Pubblicato il 19 Novembre 2010 17:27 | Ultimo aggiornamento: 19 Novembre 2010 17:38

Se Udc, Fli, Mpa e Api unissero le proprie forze in vista di possibili elezioni anticipate, il terzo polo a cui potrebbero dar vita raggiungerebbe il 14,5%. A sostenerlo è un sondaggio Swg reso noto oggi. Ma c’è anche un’altra novità: la nuova alleanza ‘ruberebbe’ più voti al Pd. Ai democratici prenderebbe l’1,5%, al Pdl l’1% e lo 0,6% alla Lega. In più, sottrarrebbe lo 0,4% da altri partiti del centrodestra e lo 0,5% dai vari raggruppamenti del centrosinistra.

Gli italiani, inoltre, non sembrano più credere nel cosiddetto ‘uomo forte’: nel 1997 confidava nel leader salvifico il 52% dell’elettorato, ora poco più del 26%. Sempre secondo il sondaggio Swg, il centrosinistra sarebbe destinato ad ottenere almeno un punto percentuale in più rispetto all’attuale maggioranza: il totale del centrosinistra potrebbe puntare al 40,5% mentre quello del centrodestra non sfonderebbe il tetto dei 39,5%. Gli elettori premierebbero poi il Movimento ‘Cinque stelle’ di Beppe Grillo con il 4,5%.
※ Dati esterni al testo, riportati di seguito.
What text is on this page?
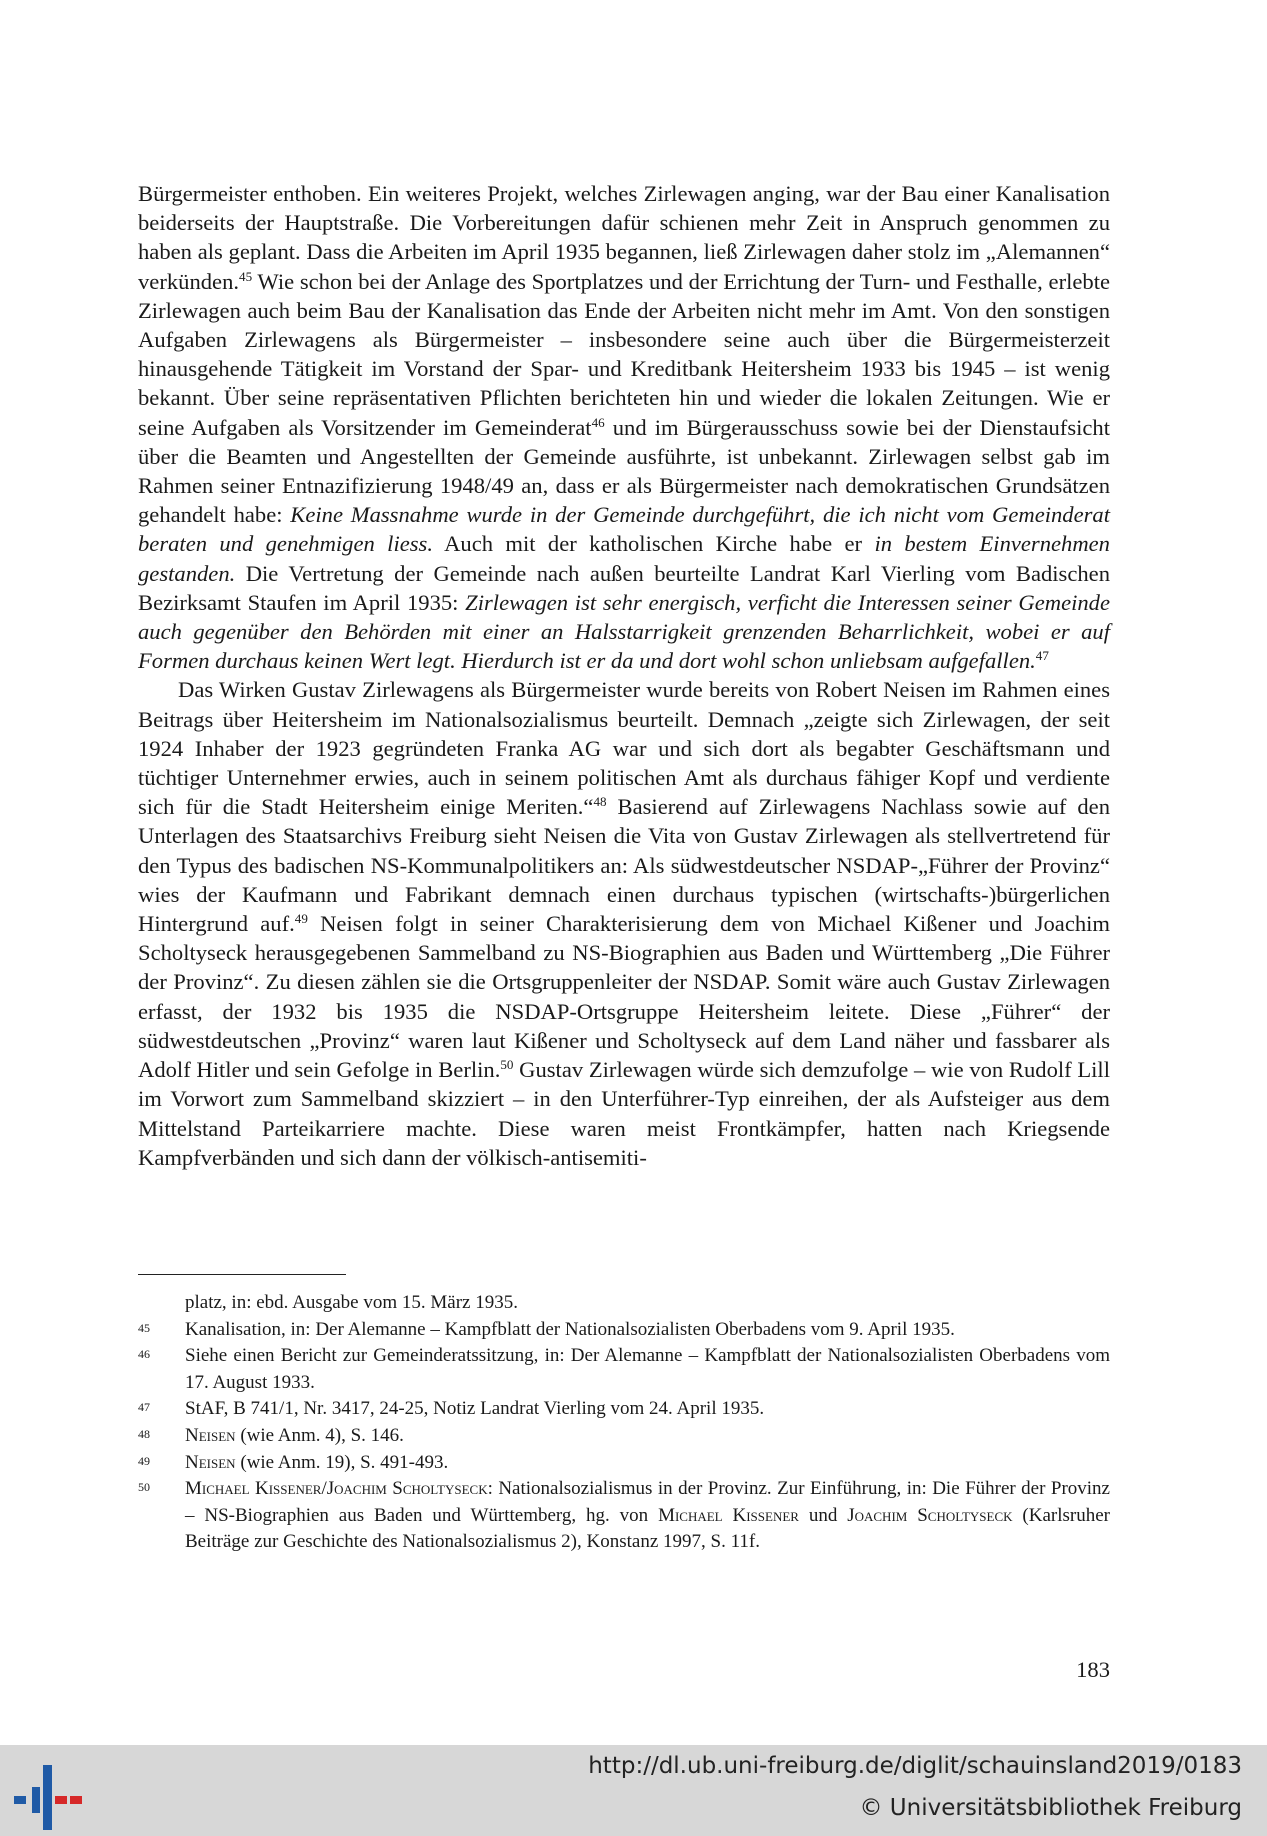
Bürgermeister enthoben. Ein weiteres Projekt, welches Zirlewagen anging, war der Bau einer Kanalisation beiderseits der Hauptstraße. Die Vorbereitungen dafür schienen mehr Zeit in Anspruch genommen zu haben als geplant. Dass die Arbeiten im April 1935 begannen, ließ Zirlewagen daher stolz im „Alemannen“ verkünden.$^{45}$ Wie schon bei der Anlage des Sportplatzes und der Errichtung der Turn- und Festhalle, erlebte Zirlewagen auch beim Bau der Kanalisation das Ende der Arbeiten nicht mehr im Amt. Von den sonstigen Aufgaben Zirlewagens als Bürgermeister – insbesondere seine auch über die Bürgermeisterzeit hinausgehende Tätigkeit im Vorstand der Spar- und Kreditbank Heitersheim 1933 bis 1945 – ist wenig bekannt. Über seine repräsentativen Pflichten berichteten hin und wieder die lokalen Zeitungen. Wie er seine Aufgaben als Vorsitzender im Gemeinderat$^{46}$ und im Bürgerausschuss sowie bei der Dienstaufsicht über die Beamten und Angestellten der Gemeinde ausführte, ist unbekannt. Zirlewagen selbst gab im Rahmen seiner Entnazifizierung 1948/49 an, dass er als Bürgermeister nach demokratischen Grundsätzen gehandelt habe: Keine Massnahme wurde in der Gemeinde durchgeführt, die ich nicht vom Gemeinderat beraten und genehmigen liess. Auch mit der katholischen Kirche habe er in bestem Einvernehmen gestanden. Die Vertretung der Gemeinde nach außen beurteilte Landrat Karl Vierling vom Badischen Bezirksamt Staufen im April 1935: Zirlewagen ist sehr energisch, verficht die Interessen seiner Gemeinde auch gegenüber den Behörden mit einer an Halsstarrigkeit grenzenden Beharrlichkeit, wobei er auf Formen durchaus keinen Wert legt. Hierdurch ist er da und dort wohl schon unliebsam aufgefallen.$^{47}$

Das Wirken Gustav Zirlewagens als Bürgermeister wurde bereits von Robert Neisen im Rahmen eines Beitrags über Heitersheim im Nationalsozialismus beurteilt. Demnach „zeigte sich Zirlewagen, der seit 1924 Inhaber der 1923 gegründeten Franka AG war und sich dort als begabter Geschäftsmann und tüchtiger Unternehmer erwies, auch in seinem politischen Amt als durchaus fähiger Kopf und verdiente sich für die Stadt Heitersheim einige Meriten.“$^{48}$ Basierend auf Zirlewagens Nachlass sowie auf den Unterlagen des Staatsarchivs Freiburg sieht Neisen die Vita von Gustav Zirlewagen als stellvertretend für den Typus des badischen NS-Kommunalpolitikers an: Als südwestdeutscher NSDAP-„Führer der Provinz“ wies der Kaufmann und Fabrikant demnach einen durchaus typischen (wirtschafts-)bürgerlichen Hintergrund auf.$^{49}$ Neisen folgt in seiner Charakterisierung dem von Michael Kißener und Joachim Scholtyseck herausgegebenen Sammelband zu NS-Biographien aus Baden und Württemberg „Die Führer der Provinz“. Zu diesen zählen sie die Ortsgruppenleiter der NSDAP. Somit wäre auch Gustav Zirlewagen erfasst, der 1932 bis 1935 die NSDAP-Ortsgruppe Heitersheim leitete. Diese „Führer“ der südwestdeutschen „Provinz“ waren laut Kißener und Scholtyseck auf dem Land näher und fassbarer als Adolf Hitler und sein Gefolge in Berlin.$^{50}$ Gustav Zirlewagen würde sich demzufolge – wie von Rudolf Lill im Vorwort zum Sammelband skizziert – in den Unterführer-Typ einreihen, der als Aufsteiger aus dem Mittelstand Parteikarriere machte. Diese waren meist Frontkämpfer, hatten nach Kriegsende Kampfverbänden und sich dann der völkisch-antisemiti-

platz, in: ebd. Ausgabe vom 15. März 1935.
45	Kanalisation, in: Der Alemanne – Kampfblatt der Nationalsozialisten Oberbadens vom 9. April 1935.
46	Siehe einen Bericht zur Gemeinderatssitzung, in: Der Alemanne – Kampfblatt der Nationalsozialisten Oberbadens vom 17. August 1933.
47	StAF, B 741/1, Nr. 3417, 24-25, Notiz Landrat Vierling vom 24. April 1935.
48	Neisen (wie Anm. 4), S. 146.
49	Neisen (wie Anm. 19), S. 491-493.
50	Michael Kissener/Joachim Scholtyseck: Nationalsozialismus in der Provinz. Zur Einführung, in: Die Führer der Provinz – NS-Biographien aus Baden und Württemberg, hg. von Michael Kissener und Joachim Scholtyseck (Karlsruher Beiträge zur Geschichte des Nationalsozialismus 2), Konstanz 1997, S. 11f.
183
http://dl.ub.uni-freiburg.de/diglit/schauinsland2019/0183
© Universitätsbibliothek Freiburg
Guardando nel dettaglio la tabella fornita dall’Osservatorio Swg, a ‘Futuro e libertà di Gianfranco Fini potrebbe arrivare l’8% dei voti. Mentre l’Udc passerebbe dal 6,8 delle politiche del 2006 al 5%. Un diminuzione se si pensa che a quelle del 2008 ottenne il 5,6% e alle Europee del 2009 il 6,5%. In calo, invece, i due grandi partiti: Pdl e Pd. Il partito di Berlusconi passerebbe dai 37,5% del 2006 al 24,5% che potrebbe ottenere ora in caso di elezioni. Un trend in calo soprattutto se si pensa che nelle politiche del 2008 ottenne il 37,4% e nelle Europee del 2009 il 35,3%.
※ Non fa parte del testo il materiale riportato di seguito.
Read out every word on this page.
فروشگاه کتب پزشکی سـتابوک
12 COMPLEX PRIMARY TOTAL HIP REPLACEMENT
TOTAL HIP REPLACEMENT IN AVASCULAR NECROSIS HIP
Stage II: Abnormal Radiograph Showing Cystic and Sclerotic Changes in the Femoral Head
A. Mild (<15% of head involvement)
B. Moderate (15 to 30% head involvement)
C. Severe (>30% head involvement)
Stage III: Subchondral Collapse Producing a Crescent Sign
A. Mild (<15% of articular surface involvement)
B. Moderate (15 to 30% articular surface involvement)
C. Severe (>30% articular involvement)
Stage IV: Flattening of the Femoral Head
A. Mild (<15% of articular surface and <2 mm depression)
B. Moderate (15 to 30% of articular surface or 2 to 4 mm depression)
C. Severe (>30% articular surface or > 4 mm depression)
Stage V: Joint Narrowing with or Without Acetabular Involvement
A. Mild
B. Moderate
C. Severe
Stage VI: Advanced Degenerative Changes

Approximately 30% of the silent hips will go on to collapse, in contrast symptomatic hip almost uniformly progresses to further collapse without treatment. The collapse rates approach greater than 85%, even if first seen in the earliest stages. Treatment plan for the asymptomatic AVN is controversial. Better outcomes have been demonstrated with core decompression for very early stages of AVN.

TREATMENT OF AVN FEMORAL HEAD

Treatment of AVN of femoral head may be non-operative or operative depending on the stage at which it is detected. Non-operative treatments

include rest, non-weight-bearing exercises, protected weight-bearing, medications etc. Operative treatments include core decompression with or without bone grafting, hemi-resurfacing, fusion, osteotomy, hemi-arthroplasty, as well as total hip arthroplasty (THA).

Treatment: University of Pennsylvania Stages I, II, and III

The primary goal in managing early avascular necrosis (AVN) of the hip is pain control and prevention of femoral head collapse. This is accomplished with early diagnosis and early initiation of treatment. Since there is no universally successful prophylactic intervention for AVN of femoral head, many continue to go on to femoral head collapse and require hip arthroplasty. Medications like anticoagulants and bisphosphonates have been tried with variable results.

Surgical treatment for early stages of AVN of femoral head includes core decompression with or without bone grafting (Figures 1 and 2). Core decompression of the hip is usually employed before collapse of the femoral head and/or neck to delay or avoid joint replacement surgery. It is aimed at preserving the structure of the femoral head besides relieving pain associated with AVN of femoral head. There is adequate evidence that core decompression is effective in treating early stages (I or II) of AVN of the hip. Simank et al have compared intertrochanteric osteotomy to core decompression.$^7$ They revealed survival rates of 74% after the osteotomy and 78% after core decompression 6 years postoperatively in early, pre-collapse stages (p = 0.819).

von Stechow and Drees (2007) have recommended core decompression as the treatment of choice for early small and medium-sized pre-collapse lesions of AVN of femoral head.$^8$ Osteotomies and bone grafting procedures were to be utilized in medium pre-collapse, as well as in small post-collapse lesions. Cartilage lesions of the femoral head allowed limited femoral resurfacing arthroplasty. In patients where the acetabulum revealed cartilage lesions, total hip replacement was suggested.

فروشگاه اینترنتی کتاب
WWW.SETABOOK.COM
Analoga la situazione per il Pd: 31,3% nel 2006; 33,2% nel 2008; 26,1% alle Europee 2009. Ora potrebbe aspirare ad un 24,5%. Diminuirebbe anche l’elettorato dell’Italia dei Valori passando dall’8% del 2009 al 5,5% che potrebbe ‘conquistare’ adesso. Questo risultato, però, sarebbe ‘crescente’ rispetto alle politiche del 2006 (2,3%) e alle politiche del 2008 (4,4%). In netta crescita la Lega: in caso di voto anticipato potrebbe spuntare un 12,5%. Nel 2006 ottenne il 4,6%, l’8,3% nel 2008 e il 10,2% alle ultime consultazioni europee.
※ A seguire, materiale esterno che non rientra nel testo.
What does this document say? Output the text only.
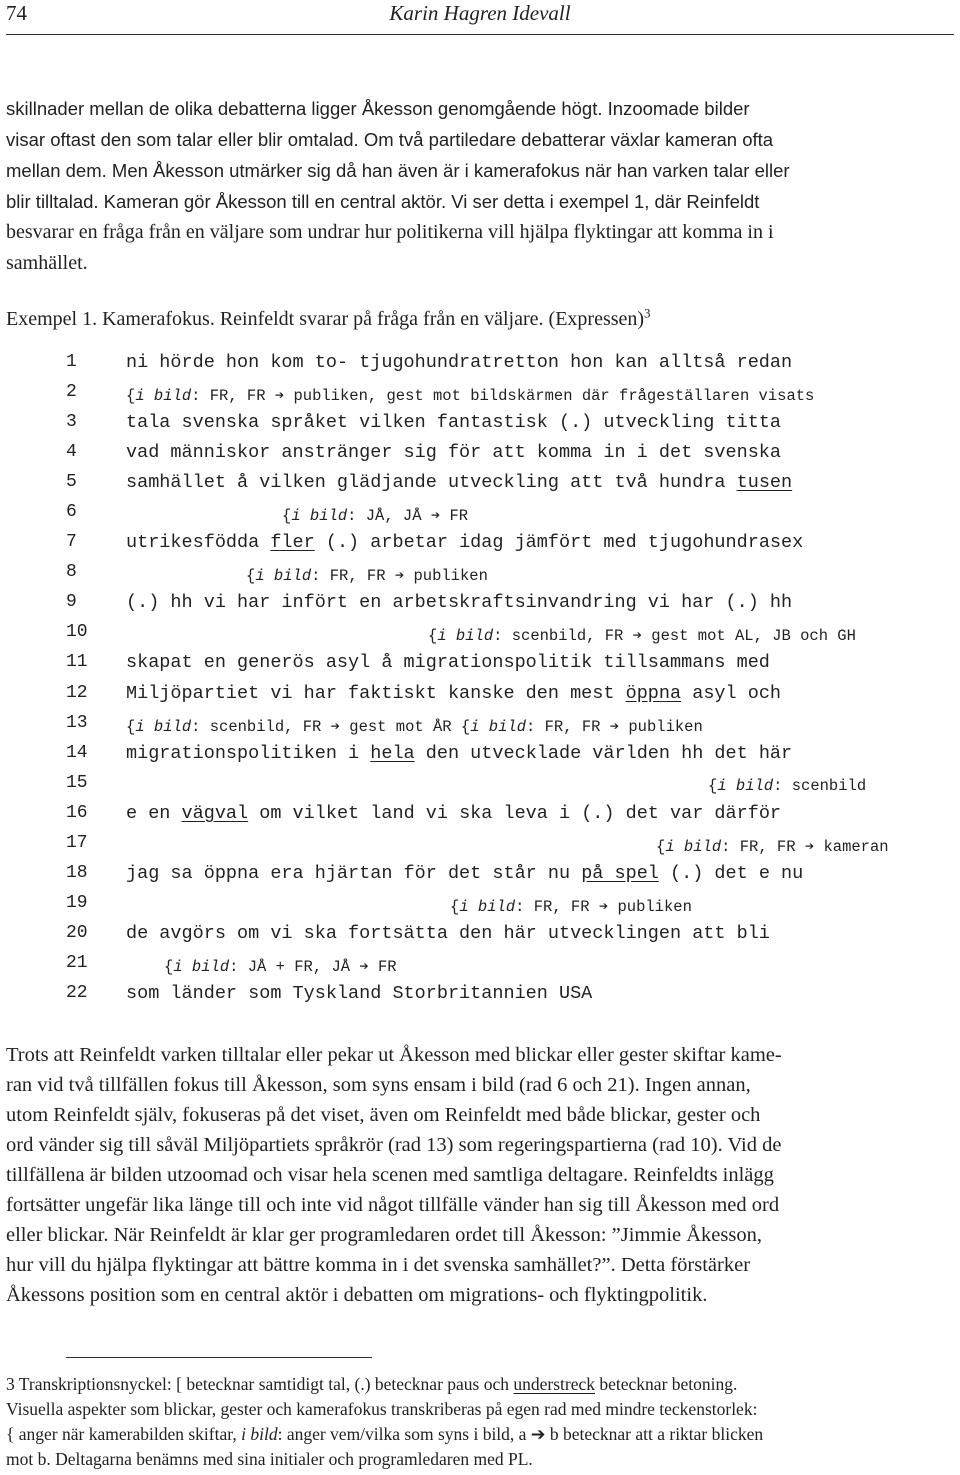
74	Karin Hagren Idevall
skillnader mellan de olika debatterna ligger Åkesson genomgående högt. Inzoomade bilder
visar oftast den som talar eller blir omtalad. Om två partiledare debatterar växlar kameran ofta
mellan dem. Men Åkesson utmärker sig då han även är i kamerafokus när han varken talar eller
blir tilltalad. Kameran gör Åkesson till en central aktör. Vi ser detta i exempel 1, där Reinfeldt
besvarar en fråga från en väljare som undrar hur politikerna vill hjälpa flyktingar att komma in i
samhället.
Exempel 1. Kamerafokus. Reinfeldt svarar på fråga från en väljare. (Expressen)$^3$
1	ni hörde hon kom to- tjugohundratretton hon kan alltså redan
2	{i bild: FR, FR ➔ publiken, gest mot bildskärmen där frågeställaren visats
3	tala svenska språket vilken fantastisk (.) utveckling titta
4	vad människor anstränger sig för att komma in i det svenska
5	samhället å vilken glädjande utveckling att två hundra tusen
6	{i bild: JÅ, JÅ ➔ FR
7	utrikesfödda fler (.) arbetar idag jämfört med tjugohundrasex
8	{i bild: FR, FR ➔ publiken
9	(.) hh vi har infört en arbetskraftsinvandring vi har (.) hh
10	{i bild: scenbild, FR ➔ gest mot AL, JB och GH
11	skapat en generös asyl å migrationspolitik tillsammans med
12	Miljöpartiet vi har faktiskt kanske den mest öppna asyl och
13	{i bild: scenbild, FR ➔ gest mot ÅR {i bild: FR, FR ➔ publiken
14	migrationspolitiken i hela den utvecklade världen hh det här
15	{i bild: scenbild
16	e en vägval om vilket land vi ska leva i (.) det var därför
17	{i bild: FR, FR ➔ kameran
18	jag sa öppna era hjärtan för det står nu på spel (.) det e nu
19	{i bild: FR, FR ➔ publiken
20	de avgörs om vi ska fortsätta den här utvecklingen att bli
21	{i bild: JÅ + FR, JÅ ➔ FR
22	som länder som Tyskland Storbritannien USA
Trots att Reinfeldt varken tilltalar eller pekar ut Åkesson med blickar eller gester skiftar kame-
ran vid två tillfällen fokus till Åkesson, som syns ensam i bild (rad 6 och 21). Ingen annan,
utom Reinfeldt själv, fokuseras på det viset, även om Reinfeldt med både blickar, gester och
ord vänder sig till såväl Miljöpartiets språkrör (rad 13) som regeringspartierna (rad 10). Vid de
tillfällena är bilden utzoomad och visar hela scenen med samtliga deltagare. Reinfeldts inlägg
fortsätter ungefär lika länge till och inte vid något tillfälle vänder han sig till Åkesson med ord
eller blickar. När Reinfeldt är klar ger programledaren ordet till Åkesson: ”Jimmie Åkesson,
hur vill du hjälpa flyktingar att bättre komma in i det svenska samhället?”. Detta förstärker
Åkessons position som en central aktör i debatten om migrations- och flyktingpolitik.
3 Transkriptionsnyckel: [ betecknar samtidigt tal, (.) betecknar paus och understreck betecknar betoning.
Visuella aspekter som blickar, gester och kamerafokus transkriberas på egen rad med mindre teckenstorlek:
{ anger när kamerabilden skiftar, i bild: anger vem/vilka som syns i bild, a ➔ b betecknar att a riktar blicken
mot b. Deltagarna benämns med sina initialer och programledaren med PL.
Altra novità contenuta nel sondaggio Swg riguarda il ‘leaderismo della politica’. Nel 1997 l’aspirazione ad avere un leader forte e carismatico era nutrita dal 52% degli elettori. Ora ci crede poco meno del 26%. Sono sempre meno, insomma, interpretando i dati dell’Swg, quelli che credono nell’intervento del ‘salvatore della patria’ per uscire dalla crisi. Se si sommano le persone che si esprimono criticamente sia sulla maggioranza, sia sull’opposizione, infine, si raggiunge la quota del 49%. Per Swg, dunque, sarebbe in atto un vero cambiamento politico che potrebbe ‘trasformare’ il quadro partitico nazionale.